Kingdom Hearts III was released this week. It promises a return to some familiar worlds, and also diving into the films from the 2010s and Pixar. We get to see Elsa from Frozen, Remy from Ratatouille, and the Toy Story cast. People are excited, and streaming. I actually don’t know what the game entails so fortunately I won’t have to put a spoiler warning. But the excitement — and tears of joy — are real.
RIP Tokyopop KH Manga
I read the manga, after reading some positive reviews of the series on a website where I used to contribute reviews. The now defunct Tokyopop wrote several volumes that serialize the crossover, which covered the first four games and included some fun humor to go with the plot and Sora’s pain. Yen Press would later pick up the license to continue the series. Let’s hope that they also translate the third game’s manga for American consumers.
While I haven’t seen the game, I remember how Donald and Goofy have their personal agenda for helping Sora. Their king Mickey has gone missing, and Donald worries about finding Mickey and fighting the Heartless. At the same time, Goofy can’t really act against Sora’s interest, while Donald tries to be the reasonable and pragmatic one. We know that Donald has the chops for it, given his comic book history, but seeing him as the more reasonable duck can throw us for a loop. At the same time, he has to grow out of his brash nature to be any help.
Also, the manga was fun. A Disney fan could enjoy it, but so could an outsider not knowing the continuities. You get a decent introduction to each world, and some pretty scream-worthy cliffhangers. The art is gorgeous, blending anime and the classic Disney style.
Seeing Others’ Joy
People love Kingdom Hearts for the pathos, and the friendships that bloom. The animation and music are also quite beautiful, from what I have seen. Sora moves with grace as you navigate various Disney worlds. Several people have eagerly
My friend Cory talks about how each character, hero and villain, provides many lessons for the player, and for the heroic trio: “As a player who came into this when it first came out . . . you learn things that builds character in yourself. But you also grow with Sora and Riku (I learned a lot from him specifically) and even Kairi. Everyone in some way grows, and it’s great that you start growing with them.”
It’s especially remarkable when you know that Disney toons generally don’t get much growing space. Donald and Goofy entertain with their flaws throughout the ages, only here their flaws have real consequences. Donald accidentally rebuffs Riku at the wrong time with his abrasive nature, and Goofy cannot protect Sora from the sacrifices that Sora makes for Kairi.
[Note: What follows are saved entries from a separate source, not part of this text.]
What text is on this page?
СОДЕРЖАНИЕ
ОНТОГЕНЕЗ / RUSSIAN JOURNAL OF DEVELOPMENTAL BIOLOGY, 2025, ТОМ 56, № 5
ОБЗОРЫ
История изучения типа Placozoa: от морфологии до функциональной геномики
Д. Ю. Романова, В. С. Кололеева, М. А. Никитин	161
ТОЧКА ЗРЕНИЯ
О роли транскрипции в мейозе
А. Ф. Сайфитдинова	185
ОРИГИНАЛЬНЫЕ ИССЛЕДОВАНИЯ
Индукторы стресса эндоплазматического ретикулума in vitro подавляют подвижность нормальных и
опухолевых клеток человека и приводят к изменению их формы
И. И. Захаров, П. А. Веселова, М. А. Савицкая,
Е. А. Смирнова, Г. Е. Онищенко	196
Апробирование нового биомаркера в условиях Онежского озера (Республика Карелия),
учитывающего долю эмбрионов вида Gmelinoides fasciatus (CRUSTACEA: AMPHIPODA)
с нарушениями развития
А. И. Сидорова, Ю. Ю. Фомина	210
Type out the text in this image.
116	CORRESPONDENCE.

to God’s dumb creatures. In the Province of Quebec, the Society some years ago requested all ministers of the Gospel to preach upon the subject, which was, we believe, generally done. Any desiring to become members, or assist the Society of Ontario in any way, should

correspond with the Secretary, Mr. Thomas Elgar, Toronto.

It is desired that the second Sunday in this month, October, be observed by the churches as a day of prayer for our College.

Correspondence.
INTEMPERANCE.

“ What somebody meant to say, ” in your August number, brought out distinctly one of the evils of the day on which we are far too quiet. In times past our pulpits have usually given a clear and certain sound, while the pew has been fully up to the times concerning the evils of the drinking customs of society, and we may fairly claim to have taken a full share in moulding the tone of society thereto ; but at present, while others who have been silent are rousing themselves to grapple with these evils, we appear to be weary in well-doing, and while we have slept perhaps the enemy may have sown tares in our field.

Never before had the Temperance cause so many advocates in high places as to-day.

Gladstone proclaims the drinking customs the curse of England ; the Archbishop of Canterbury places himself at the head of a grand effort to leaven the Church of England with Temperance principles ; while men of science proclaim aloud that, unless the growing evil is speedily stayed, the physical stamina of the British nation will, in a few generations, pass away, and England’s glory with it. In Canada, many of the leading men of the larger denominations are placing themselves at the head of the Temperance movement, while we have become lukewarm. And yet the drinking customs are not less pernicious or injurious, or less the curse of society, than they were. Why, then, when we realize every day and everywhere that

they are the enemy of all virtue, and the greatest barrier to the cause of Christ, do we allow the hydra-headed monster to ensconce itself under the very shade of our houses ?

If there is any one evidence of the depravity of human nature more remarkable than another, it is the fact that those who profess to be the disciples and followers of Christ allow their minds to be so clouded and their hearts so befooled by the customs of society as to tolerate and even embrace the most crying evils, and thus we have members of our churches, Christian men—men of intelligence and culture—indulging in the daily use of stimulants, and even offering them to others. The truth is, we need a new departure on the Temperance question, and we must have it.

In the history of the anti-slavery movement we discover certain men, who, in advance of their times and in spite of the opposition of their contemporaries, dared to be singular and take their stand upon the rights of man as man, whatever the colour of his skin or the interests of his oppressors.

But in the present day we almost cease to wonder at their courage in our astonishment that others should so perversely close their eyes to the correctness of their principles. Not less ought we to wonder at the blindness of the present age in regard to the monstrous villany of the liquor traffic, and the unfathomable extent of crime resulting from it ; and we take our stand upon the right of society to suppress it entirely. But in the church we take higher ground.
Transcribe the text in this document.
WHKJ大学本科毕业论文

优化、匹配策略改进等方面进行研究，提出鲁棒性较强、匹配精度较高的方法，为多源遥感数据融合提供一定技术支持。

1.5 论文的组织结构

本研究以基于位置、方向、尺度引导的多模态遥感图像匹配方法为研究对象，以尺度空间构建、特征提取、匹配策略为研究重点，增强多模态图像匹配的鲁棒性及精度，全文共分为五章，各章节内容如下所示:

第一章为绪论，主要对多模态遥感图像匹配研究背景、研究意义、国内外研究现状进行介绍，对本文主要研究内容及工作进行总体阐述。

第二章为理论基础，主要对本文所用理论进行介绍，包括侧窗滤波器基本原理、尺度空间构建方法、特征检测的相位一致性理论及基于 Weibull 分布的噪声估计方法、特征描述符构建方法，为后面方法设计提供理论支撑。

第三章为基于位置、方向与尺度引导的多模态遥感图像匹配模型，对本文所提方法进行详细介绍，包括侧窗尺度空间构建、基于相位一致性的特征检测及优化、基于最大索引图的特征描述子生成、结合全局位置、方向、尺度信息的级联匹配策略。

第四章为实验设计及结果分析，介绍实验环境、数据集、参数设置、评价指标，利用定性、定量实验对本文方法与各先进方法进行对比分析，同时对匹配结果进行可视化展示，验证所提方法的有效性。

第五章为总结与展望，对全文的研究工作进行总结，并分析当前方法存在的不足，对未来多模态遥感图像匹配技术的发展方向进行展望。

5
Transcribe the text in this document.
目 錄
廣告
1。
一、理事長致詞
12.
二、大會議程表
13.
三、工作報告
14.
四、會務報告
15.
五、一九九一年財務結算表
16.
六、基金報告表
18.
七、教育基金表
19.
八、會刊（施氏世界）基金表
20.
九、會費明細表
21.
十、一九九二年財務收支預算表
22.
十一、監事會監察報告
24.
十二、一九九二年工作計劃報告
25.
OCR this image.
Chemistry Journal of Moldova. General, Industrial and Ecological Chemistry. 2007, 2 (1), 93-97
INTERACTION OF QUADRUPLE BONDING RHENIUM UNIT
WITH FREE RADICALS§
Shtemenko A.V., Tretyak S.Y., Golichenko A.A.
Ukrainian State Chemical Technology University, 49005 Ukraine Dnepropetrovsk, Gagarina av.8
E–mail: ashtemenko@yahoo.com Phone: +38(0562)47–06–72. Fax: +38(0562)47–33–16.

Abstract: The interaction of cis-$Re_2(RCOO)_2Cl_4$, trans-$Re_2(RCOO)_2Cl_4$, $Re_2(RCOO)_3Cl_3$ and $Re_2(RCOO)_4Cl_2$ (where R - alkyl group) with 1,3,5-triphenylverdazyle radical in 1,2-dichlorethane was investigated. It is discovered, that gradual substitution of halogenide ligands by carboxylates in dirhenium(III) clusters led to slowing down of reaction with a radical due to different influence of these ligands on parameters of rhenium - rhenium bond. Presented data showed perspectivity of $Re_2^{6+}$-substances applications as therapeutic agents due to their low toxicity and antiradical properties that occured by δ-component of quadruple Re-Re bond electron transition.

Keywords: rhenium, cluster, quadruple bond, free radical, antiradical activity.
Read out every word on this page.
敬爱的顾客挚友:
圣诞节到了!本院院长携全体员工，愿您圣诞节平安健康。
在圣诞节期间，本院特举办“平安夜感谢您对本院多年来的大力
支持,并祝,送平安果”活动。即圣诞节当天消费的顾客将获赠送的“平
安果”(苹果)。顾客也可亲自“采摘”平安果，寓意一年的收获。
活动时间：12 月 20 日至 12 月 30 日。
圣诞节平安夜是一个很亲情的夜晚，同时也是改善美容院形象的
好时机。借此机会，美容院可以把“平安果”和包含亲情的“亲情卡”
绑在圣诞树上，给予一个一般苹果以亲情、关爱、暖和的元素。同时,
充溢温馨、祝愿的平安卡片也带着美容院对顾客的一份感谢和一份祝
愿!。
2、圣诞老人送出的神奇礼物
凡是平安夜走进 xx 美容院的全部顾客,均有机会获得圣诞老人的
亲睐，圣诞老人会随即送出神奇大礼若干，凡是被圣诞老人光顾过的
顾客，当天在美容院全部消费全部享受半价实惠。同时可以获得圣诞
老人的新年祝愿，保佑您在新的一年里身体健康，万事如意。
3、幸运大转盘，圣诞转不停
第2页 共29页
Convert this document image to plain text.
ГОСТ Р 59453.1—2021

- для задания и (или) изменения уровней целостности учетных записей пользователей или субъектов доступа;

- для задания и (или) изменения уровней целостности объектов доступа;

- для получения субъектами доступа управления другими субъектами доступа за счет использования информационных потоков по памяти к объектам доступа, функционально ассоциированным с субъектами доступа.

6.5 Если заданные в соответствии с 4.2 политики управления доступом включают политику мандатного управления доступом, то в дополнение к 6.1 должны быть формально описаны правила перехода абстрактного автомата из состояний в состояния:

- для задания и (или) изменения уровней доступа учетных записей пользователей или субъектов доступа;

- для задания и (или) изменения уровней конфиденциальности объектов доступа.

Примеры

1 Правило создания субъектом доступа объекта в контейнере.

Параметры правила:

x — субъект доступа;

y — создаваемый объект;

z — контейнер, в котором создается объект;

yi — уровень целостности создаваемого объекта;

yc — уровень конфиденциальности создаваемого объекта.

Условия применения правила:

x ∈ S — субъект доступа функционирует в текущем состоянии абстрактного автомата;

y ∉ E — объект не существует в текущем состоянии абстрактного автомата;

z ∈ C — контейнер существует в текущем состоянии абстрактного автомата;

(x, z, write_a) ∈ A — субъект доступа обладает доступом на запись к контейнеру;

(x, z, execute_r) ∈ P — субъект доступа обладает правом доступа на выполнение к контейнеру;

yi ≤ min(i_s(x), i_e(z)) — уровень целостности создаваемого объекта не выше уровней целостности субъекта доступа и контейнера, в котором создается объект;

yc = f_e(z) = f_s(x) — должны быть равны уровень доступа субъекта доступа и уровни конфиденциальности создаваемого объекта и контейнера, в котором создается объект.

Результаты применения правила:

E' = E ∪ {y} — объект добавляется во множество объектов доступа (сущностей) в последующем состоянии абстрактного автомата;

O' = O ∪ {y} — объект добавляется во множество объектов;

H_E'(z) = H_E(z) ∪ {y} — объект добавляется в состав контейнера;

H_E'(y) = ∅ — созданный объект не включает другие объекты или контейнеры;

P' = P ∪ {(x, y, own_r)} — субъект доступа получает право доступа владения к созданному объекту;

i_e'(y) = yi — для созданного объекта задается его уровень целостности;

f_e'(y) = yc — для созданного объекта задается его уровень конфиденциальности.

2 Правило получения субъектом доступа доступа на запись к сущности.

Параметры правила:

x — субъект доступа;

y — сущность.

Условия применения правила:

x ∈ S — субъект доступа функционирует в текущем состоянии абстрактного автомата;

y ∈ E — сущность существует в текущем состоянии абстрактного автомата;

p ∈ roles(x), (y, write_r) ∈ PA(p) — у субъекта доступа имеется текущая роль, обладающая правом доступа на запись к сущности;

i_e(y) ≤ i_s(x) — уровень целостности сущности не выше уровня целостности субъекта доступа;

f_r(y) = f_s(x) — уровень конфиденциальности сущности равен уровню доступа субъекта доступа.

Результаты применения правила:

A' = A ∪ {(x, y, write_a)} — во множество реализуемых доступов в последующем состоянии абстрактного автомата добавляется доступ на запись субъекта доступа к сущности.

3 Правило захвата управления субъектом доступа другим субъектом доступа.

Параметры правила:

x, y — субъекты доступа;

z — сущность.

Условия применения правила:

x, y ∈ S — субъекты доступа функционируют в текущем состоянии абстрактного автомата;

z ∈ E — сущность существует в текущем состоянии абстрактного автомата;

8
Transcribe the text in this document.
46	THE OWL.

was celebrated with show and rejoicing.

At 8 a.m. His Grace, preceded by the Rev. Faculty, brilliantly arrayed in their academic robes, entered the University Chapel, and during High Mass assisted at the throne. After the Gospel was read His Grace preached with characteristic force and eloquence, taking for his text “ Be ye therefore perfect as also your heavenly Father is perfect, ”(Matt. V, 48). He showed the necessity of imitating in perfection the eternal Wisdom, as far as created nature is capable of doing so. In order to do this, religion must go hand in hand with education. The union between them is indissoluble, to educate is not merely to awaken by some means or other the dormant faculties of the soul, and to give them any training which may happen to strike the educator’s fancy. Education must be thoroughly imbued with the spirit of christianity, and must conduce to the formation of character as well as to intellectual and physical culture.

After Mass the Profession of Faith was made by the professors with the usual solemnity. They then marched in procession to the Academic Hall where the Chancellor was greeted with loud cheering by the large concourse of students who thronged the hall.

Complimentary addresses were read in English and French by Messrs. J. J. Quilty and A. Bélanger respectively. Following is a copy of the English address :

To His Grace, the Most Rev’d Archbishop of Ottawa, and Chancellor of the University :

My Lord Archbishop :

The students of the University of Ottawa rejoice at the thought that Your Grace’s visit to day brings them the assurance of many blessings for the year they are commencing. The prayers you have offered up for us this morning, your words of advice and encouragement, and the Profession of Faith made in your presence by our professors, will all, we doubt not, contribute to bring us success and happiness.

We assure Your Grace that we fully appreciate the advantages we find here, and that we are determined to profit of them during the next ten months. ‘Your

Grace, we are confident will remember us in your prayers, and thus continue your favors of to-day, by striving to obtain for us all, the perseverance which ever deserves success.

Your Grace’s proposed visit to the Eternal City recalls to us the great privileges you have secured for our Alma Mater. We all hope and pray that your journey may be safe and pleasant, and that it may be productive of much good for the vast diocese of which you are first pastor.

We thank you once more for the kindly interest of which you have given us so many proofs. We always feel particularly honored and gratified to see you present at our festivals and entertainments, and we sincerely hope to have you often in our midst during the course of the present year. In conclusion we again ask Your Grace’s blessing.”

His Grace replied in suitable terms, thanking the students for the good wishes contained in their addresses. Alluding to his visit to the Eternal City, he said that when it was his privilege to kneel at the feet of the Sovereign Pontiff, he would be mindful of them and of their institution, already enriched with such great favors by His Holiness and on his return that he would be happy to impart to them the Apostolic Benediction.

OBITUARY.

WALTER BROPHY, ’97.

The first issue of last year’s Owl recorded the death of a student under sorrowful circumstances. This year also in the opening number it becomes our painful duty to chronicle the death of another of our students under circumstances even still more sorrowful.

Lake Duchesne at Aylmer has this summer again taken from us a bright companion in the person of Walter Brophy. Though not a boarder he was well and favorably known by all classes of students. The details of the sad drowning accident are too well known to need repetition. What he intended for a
They have to grow together, and work together as a team to protect their worlds, and many others.
While I don’t know if I’ll dive into Kingdom Hearts deeply except through Let’s Plays, I’m more inclined after seeing how happy people are with the new game. The footage I’ve seen promises “Far off places, magical spells,” to quote Belle, and more.
Disney, you’ve created one heck of a crossover. Kudos to you, and to making friendship a worthwhile, terrifying and fun adventure.